For many purposes it is convenient to conceive categories and especially ∞-categories entirely in terms of their nerves: those simplicial sets that arise as certain nerves are usually characterized by certain properties. So one can turn this around and define an ∞-category as a simplicial set with certain properties. This is the strategy of a geometric definition of higher category.
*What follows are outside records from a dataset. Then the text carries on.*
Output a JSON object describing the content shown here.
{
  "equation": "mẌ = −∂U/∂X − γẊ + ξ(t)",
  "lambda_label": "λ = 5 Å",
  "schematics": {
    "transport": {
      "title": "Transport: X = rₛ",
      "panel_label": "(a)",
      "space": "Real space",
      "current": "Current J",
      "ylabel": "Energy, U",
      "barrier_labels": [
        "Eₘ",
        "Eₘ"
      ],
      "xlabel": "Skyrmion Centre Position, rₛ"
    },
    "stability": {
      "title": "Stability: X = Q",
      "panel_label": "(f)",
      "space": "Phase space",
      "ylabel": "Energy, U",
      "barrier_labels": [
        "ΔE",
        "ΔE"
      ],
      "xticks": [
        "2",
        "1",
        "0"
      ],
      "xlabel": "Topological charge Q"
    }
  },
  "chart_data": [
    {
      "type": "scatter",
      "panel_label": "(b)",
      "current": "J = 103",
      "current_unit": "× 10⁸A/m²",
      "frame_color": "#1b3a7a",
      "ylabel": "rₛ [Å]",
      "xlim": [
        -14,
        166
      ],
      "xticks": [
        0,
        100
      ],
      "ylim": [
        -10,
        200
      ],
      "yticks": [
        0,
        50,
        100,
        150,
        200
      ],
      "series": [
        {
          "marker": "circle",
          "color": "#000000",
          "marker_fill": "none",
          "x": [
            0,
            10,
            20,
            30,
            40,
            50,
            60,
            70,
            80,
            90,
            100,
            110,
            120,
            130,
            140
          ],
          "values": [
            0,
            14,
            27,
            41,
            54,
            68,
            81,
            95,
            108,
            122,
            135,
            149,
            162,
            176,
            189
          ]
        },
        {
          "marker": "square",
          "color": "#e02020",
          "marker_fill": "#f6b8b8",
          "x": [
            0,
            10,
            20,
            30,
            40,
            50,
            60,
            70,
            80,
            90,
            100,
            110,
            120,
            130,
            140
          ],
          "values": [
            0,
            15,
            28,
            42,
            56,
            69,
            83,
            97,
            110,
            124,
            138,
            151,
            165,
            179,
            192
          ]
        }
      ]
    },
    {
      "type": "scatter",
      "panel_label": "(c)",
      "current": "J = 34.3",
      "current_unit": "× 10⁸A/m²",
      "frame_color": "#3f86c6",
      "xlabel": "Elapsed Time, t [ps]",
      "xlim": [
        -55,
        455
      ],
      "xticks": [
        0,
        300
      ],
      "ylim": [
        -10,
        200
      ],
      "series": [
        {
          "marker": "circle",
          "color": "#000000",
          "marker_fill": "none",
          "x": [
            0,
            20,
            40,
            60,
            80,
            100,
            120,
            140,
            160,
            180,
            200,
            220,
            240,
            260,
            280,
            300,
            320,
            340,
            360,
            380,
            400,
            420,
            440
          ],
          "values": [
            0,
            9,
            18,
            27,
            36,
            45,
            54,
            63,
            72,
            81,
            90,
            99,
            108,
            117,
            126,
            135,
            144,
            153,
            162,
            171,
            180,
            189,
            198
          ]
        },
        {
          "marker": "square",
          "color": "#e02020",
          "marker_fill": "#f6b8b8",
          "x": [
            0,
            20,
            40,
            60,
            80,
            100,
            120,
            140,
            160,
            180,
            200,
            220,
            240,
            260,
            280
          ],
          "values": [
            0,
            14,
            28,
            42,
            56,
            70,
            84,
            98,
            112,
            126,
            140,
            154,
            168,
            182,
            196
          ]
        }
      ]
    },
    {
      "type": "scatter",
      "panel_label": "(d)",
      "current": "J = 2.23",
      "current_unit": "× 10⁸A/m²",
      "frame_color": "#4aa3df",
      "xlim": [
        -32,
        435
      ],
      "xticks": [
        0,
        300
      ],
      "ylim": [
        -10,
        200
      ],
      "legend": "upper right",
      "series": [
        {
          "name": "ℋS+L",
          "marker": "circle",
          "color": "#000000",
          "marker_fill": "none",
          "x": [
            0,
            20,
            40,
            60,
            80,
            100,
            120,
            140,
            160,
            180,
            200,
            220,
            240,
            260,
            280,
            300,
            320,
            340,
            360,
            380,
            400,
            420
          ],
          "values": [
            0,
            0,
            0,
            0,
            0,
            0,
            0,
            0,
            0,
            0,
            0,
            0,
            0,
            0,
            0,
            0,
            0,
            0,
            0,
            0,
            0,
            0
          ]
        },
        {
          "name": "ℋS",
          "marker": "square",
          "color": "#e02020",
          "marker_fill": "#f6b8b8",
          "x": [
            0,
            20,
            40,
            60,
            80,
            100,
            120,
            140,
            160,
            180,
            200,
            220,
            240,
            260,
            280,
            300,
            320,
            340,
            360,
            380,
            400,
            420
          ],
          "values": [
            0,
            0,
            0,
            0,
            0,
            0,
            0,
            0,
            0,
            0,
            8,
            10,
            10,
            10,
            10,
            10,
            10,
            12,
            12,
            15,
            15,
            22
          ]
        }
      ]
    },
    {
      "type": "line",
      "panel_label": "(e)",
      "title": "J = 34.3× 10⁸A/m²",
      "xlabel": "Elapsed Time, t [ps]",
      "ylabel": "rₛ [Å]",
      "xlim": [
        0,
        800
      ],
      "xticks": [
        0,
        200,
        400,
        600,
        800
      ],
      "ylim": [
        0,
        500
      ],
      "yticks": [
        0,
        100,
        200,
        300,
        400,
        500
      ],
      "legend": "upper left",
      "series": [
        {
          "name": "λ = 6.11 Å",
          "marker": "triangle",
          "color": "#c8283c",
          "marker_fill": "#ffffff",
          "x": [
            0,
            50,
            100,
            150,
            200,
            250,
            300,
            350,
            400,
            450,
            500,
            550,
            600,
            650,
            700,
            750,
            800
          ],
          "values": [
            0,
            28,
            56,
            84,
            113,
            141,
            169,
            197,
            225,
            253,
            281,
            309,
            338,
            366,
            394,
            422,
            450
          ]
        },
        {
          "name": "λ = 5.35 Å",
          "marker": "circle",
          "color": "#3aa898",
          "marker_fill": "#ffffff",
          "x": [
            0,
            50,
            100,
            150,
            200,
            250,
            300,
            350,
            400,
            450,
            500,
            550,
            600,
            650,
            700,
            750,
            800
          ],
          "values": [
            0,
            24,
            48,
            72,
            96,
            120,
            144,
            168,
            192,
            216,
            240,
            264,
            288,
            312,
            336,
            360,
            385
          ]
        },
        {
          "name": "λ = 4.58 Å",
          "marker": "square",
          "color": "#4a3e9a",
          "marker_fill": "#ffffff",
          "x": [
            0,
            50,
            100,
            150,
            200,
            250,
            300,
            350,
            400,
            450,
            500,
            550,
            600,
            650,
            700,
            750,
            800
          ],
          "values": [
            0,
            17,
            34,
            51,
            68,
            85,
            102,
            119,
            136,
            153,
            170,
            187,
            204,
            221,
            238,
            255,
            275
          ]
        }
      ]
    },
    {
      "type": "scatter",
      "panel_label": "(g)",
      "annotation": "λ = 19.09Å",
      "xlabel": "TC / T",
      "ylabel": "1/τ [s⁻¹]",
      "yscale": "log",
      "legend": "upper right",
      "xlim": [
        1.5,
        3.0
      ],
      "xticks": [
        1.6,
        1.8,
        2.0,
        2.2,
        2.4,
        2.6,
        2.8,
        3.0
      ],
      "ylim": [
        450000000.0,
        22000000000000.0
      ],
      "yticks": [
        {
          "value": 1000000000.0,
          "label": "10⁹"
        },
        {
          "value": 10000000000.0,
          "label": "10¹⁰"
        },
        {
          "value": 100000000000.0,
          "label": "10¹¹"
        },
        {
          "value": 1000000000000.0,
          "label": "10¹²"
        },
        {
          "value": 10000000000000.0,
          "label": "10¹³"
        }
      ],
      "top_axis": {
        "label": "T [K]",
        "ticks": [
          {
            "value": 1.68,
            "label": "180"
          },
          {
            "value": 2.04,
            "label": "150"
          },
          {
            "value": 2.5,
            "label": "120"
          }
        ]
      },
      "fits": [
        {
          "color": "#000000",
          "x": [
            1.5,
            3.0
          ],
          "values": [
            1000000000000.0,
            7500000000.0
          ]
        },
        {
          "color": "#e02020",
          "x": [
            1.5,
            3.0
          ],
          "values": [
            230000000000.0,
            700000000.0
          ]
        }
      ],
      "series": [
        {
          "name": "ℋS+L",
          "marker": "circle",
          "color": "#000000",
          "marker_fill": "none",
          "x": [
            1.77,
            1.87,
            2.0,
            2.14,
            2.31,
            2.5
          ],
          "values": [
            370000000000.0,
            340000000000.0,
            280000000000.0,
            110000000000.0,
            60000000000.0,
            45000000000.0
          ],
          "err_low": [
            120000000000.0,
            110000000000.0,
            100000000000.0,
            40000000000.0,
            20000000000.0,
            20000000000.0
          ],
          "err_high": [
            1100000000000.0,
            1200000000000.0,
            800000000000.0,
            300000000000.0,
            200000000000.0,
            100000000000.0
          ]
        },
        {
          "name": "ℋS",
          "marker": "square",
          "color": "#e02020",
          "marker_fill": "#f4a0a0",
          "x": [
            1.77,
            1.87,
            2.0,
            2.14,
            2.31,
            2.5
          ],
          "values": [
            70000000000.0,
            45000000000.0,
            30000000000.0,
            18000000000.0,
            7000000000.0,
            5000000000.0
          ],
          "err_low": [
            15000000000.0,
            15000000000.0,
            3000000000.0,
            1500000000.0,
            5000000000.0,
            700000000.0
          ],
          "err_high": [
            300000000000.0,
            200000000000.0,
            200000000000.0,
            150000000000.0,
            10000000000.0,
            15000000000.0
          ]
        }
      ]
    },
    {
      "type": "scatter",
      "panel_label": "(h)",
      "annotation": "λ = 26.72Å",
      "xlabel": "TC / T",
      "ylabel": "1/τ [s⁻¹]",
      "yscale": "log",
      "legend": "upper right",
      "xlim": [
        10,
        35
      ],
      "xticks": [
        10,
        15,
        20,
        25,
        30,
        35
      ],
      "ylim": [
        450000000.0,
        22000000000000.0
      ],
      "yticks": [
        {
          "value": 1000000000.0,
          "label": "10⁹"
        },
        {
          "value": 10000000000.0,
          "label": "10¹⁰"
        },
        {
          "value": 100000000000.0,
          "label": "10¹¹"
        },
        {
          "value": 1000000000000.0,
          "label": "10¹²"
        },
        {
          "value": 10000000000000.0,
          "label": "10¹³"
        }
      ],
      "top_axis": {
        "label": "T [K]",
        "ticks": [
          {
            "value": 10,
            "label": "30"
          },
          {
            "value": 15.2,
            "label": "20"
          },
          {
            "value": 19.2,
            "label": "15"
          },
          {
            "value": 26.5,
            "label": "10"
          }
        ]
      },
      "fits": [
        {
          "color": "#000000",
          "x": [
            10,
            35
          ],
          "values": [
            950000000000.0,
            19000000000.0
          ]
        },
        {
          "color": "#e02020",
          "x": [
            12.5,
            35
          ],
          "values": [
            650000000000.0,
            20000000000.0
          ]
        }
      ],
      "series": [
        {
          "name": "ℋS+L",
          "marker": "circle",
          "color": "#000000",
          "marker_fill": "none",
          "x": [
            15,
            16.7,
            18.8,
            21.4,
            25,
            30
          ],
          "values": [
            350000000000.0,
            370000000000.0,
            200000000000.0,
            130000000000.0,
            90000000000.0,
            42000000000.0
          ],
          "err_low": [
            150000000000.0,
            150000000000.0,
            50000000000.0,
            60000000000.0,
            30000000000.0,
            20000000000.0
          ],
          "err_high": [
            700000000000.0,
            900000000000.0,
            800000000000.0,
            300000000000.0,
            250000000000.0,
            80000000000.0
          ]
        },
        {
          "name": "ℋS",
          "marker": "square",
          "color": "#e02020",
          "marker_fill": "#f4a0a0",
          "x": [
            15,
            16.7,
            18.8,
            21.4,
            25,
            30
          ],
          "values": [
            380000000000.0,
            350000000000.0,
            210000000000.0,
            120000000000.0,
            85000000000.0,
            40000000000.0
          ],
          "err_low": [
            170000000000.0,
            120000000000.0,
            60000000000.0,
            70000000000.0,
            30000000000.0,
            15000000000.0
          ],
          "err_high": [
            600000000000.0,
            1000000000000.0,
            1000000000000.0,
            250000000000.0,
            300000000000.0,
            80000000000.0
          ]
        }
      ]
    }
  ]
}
Examples for this are complicial sets, Kan complexes, quasi-categories, simplicial T-complexes,…

### Internal nerve

A variant of the nerve construction can also be applied internally within a category, to any internal category, see the discussion at internal category.

For an explanation of how the category $\Delta$ and the nerve construction arise canonically from the free category monad on the category of quivers, see:

### Historical note

The notion of the nerve of a category seems to be due to Grothendieck, which is in turn based on the nerve of a covering from 1926 work of Pavel Sergeevič Aleksandrov. One of the first papers to consider the properties of the nerve and to apply it to problems in algebraic topology was

• Graeme Segal, Classifying spaces and spectral sequences, Inst. Hautes Études Sci. Publ. Math. No. 34 (1968) 105-112.

Many of the later developments can already be seen there in ‘embryonic’ form.